Als Student bekommt man WIN7 32/64bit Proffesional für 35€  geht sau schnell das ganze!  

P.S. wer da nicht sofort durchblickt, dem Helfe ich gerne (PM an mich  )


----------



## SB94 (23. Februar 2010)

könnte man eigentlich mit der Liezenz von SB 64Bit auch 32Bit installieren, wenn man ne passende DVD irgendwo herbekommt?


----------



## KaiHD7960xx (23. Februar 2010)

keine Ahnung..^^ Also bei der Studentgeschichte kann man beide runterladen, und man bekommt auch nur einen Key.. also eigentlich sollte das schon gehen..


----------



## DrSin (23. Februar 2010)

GxGamer schrieb:


> Also bei mir war eine dabei.
> Weiss zwar nicht ob die in der Retail-Box dicker ist, aber bei mir ist die gedruckte Anleitung dabei gewesen.



Blättchen gegen Handbuch 

Achja, der OEM Key den du bei einer 32Bit Version bekommst, geht auch bei einer 64Bit Version, andersherum geht das auch.

Und jeder User der sich hier im PCGH auskennt, der brauch keine MS Telefonsupport


----------



## SB94 (23. Februar 2010)

ok danke

Und jeder User der sich hier im PCGH auskennt, der weiß auch wo er ggf. die andere Version downloaden *könnte *


----------



## GxGamer (23. Februar 2010)

Ob man die downloaden kann, bezweifle ich. Aber ich kann mich dunkel daran erinnern, dass man die 64-Bit-SB-Disc bei MS nachbestellen kann.
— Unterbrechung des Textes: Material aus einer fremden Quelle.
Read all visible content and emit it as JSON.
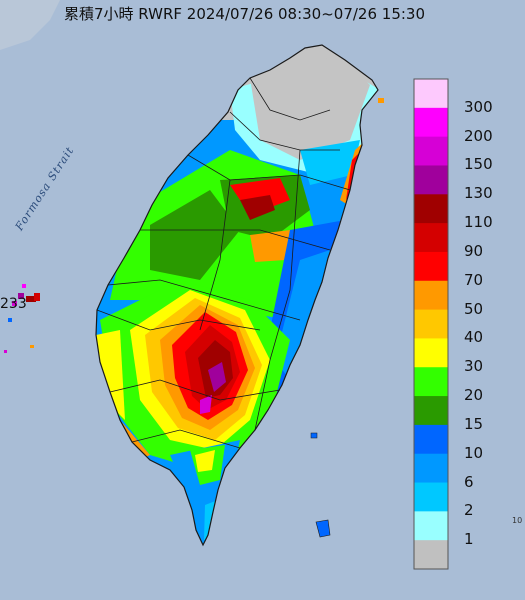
{
  "title": "累積7小時 RWRF 2024/07/26 08:30~07/26 15:30",
  "strait_label": "Formosa Strait",
  "islet_value": "233",
  "corner_label": "10",
  "legend": {
    "values": [
      "300",
      "200",
      "150",
      "130",
      "110",
      "90",
      "70",
      "50",
      "40",
      "30",
      "20",
      "15",
      "10",
      "6",
      "2",
      "1"
    ],
    "colors": [
      "#fdc9fd",
      "#fe00fe",
      "#d600d6",
      "#a0009c",
      "#a00000",
      "#d40000",
      "#ff0000",
      "#ff9900",
      "#ffc800",
      "#ffff00",
      "#33ff00",
      "#2a9a00",
      "#0066ff",
      "#0098ff",
      "#00c8ff",
      "#99ffff",
      "#c0c0c0"
    ]
  },
  "map_colors": {
    "sea": "#a9bdd6",
    "no_rain": "#c4c4c4",
    "outline": "#1a1a1a"
  }
}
Nur leider finde ich nix dazu, denn ich würd auch gern günstig auf die 64-Bit Version wechseln.


----------



## SB94 (23. Februar 2010)

irgendwer hat bestimmt n iso-File geuploadet


----------



## XFX1993 (23. Februar 2010)

was soll ich dann nehmen Professional 64bit  OEM oder Ultimate???


----------



## kress (23. Februar 2010)

Ultimate hat ein paar Features mehr wie Verschlüsselung, musst selber wissen ob dus brauchst oder nicht.


----------



## DrSin (23. Februar 2010)

Also Ultimate brauchst nach MEINER Meinung nach nicht, ist jedem selbst überlassen, ich hab die Professional wegen dem XP Modus


----------